The bloody fighting in eastern Ukraine may seem to have subsided, but the conflict continues. This film meets people from the city of Dnipropetrovsk, which is just 200 kilometers from the war zone.
Julia Segeda, a successful lawyer, and her husband have turned their office in Dnepropetrovsk into a collection point for relief supplies. Each week, the couple goes to the front line to deliver them directly to army units fighting there. The escalation of fighting in the neighboring Donetsk region and the dire supply situation of the Ukrainian army motivated them to help.
The Segedas are just two of many volunteers nationwide who collect donations and provide food and medicine to refugees and the wounded. Some six thousand people have been killed in the war in eastern Ukraine to date, and 14,000 have been wounded. Despite the peace agreement signed in Minsk on 12 February 2015, the ceasefire is fragile.
Father Vasily is the pastor of an orthodox church in Dnipropetrovsk who volunteered as a military chaplain when the fighting first broke out. He sees big changes in the country and to the people: “The volunteer movement has given us a big boost… If ordinary people hadn’t supported it, who knows what our situation would be like today.”

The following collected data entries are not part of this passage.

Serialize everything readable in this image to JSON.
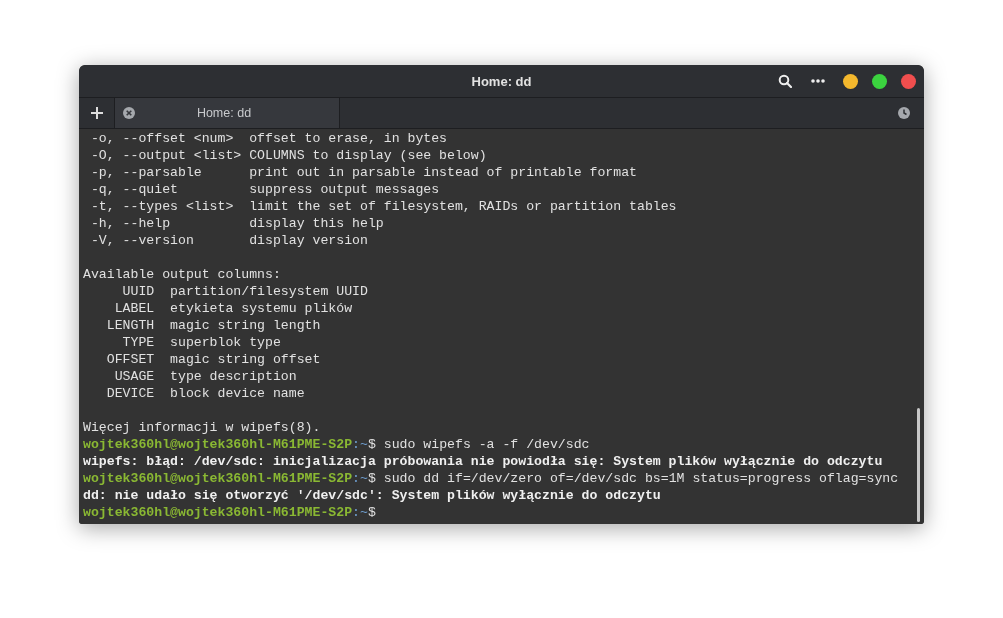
{
  "window": {
    "title": "Home: dd",
    "controls": [
      {
        "color": "#f4b82d"
      },
      {
        "color": "#3bd33f"
      },
      {
        "color": "#f04e4e"
      }
    ]
  },
  "tabs": [
    {
      "label": "Home: dd",
      "selected": true
    }
  ],
  "terminal": {
    "lines": [
      {
        "kind": "text",
        "text": " -o, --offset <num>  offset to erase, in bytes"
      },
      {
        "kind": "text",
        "text": " -O, --output <list> COLUMNS to display (see below)"
      },
      {
        "kind": "text",
        "text": " -p, --parsable      print out in parsable instead of printable format"
      },
      {
        "kind": "text",
        "text": " -q, --quiet         suppress output messages"
      },
      {
        "kind": "text",
        "text": " -t, --types <list>  limit the set of filesystem, RAIDs or partition tables"
      },
      {
        "kind": "text",
        "text": " -h, --help          display this help"
      },
      {
        "kind": "text",
        "text": " -V, --version       display version"
      },
      {
        "kind": "blank"
      },
      {
        "kind": "text",
        "text": "Available output columns:"
      },
      {
        "kind": "text",
        "text": "     UUID  partition/filesystem UUID"
      },
      {
        "kind": "text",
        "text": "    LABEL  etykieta systemu plików"
      },
      {
        "kind": "text",
        "text": "   LENGTH  magic string length"
      },
      {
        "kind": "text",
        "text": "     TYPE  superblok type"
      },
      {
        "kind": "text",
        "text": "   OFFSET  magic string offset"
      },
      {
        "kind": "text",
        "text": "    USAGE  type description"
      },
      {
        "kind": "text",
        "text": "   DEVICE  block device name"
      },
      {
        "kind": "blank"
      },
      {
        "kind": "text",
        "text": "Więcej informacji w wipefs(8)."
      },
      {
        "kind": "prompt",
        "user_host": "wojtek360hl@wojtek360hl-M61PME-S2P",
        "path": ":~",
        "symbol": "$",
        "command": " sudo wipefs -a -f /dev/sdc"
      },
      {
        "kind": "error",
        "text": "wipefs: błąd: /dev/sdc: inicjalizacja próbowania nie powiodła się: System plików wyłącznie do odczytu"
      },
      {
        "kind": "prompt",
        "user_host": "wojtek360hl@wojtek360hl-M61PME-S2P",
        "path": ":~",
        "symbol": "$",
        "command": " sudo dd if=/dev/zero of=/dev/sdc bs=1M status=progress oflag=sync"
      },
      {
        "kind": "error",
        "text": "dd: nie udało się otworzyć '/dev/sdc': System plików wyłącznie do odczytu"
      },
      {
        "kind": "prompt",
        "user_host": "wojtek360hl@wojtek360hl-M61PME-S2P",
        "path": ":~",
        "symbol": "$"
      }
    ]
  }
}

Young mother Natalia Bornyakova and her children had to flee the Donetsk region. They are happy to be safe, now, but they still cannot forget their ordeal. Everyone wants peace and a better future for their children. But the tense situation in eastern Ukraine and their distrust of Russia allows them little respite. Irene Langemann’s film shows how the fighting still colors everything in Dnipropetrovsk and how much it has changed the way people there think.